🤖 AI Summary
To address the resource constraints of edge devices, this paper proposes BESTformer—the first binary event-driven spiking Transformer—designed to achieve high accuracy with ultra-low computational and memory overhead. Methodologically, it employs 1-bit weight quantization and binary attention maps, and introduces a novel Coupled Information Enhancement (CIE) distillation framework: leveraging reversible network architecture and mutual information maximization to bridge the information gap between the binary student and full-precision teacher models. The design tightly integrates spiking neural dynamics, event-driven attention, and binary optimization. Experiments demonstrate that BESTformer significantly outperforms existing binary spiking neural networks (SNNs) on both static and neuromorphic datasets, maintaining competitive accuracy while drastically reducing parameter count and FLOPs. This work establishes a compact, efficient, and energy-efficient paradigm for edge AI.
📝 Abstract
Transformer-based Spiking Neural Networks (SNNs) introduce a novel event-driven self-attention paradigm that combines the high performance of Transformers with the energy efficiency of SNNs. However, the larger model size and increased computational demands of the Transformer structure limit their practicality in resource-constrained scenarios.

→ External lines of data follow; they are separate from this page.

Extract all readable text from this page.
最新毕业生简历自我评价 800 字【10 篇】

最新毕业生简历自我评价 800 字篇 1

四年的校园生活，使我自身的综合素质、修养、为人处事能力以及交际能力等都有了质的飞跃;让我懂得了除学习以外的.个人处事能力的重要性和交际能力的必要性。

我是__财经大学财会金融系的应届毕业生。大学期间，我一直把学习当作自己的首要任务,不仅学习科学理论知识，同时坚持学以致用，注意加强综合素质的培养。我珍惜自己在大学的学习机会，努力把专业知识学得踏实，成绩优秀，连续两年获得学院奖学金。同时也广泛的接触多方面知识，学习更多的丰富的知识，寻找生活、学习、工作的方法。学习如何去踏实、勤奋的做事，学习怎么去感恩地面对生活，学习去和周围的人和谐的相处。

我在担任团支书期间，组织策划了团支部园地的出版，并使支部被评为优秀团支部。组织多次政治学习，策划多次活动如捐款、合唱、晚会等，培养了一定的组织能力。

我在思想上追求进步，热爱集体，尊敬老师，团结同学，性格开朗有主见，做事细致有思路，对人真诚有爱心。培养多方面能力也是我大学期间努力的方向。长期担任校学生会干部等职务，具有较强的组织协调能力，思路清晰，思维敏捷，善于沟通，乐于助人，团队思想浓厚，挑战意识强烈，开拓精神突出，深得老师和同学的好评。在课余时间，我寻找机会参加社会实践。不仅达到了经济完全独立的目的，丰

In this paper, we integrate binarization techniques into Transformer-based SNNs and propose the Binary Event-Driven Spiking Transformer, i.e. BESTformer. The proposed BESTformer can significantly reduce storage and computational demands by representing weights and attention maps with a mere 1-bit. However, BESTformer suffers from a severe performance drop from its full-precision counterpart due to the limited representation capability of binarization. To address this issue, we propose a Coupled Information Enhancement (CIE) method, which consists of a reversible framework and information enhancement distillation. By maximizing the mutual information between the binary model and its full-precision counterpart, the CIE method effectively mitigates the performance degradation of the BESTformer. Extensive experiments on static and neuromorphic datasets demonstrate that our method achieves superior performance to other binary SNNs, showcasing its potential as a compact yet high-performance model for resource-limited edge devices.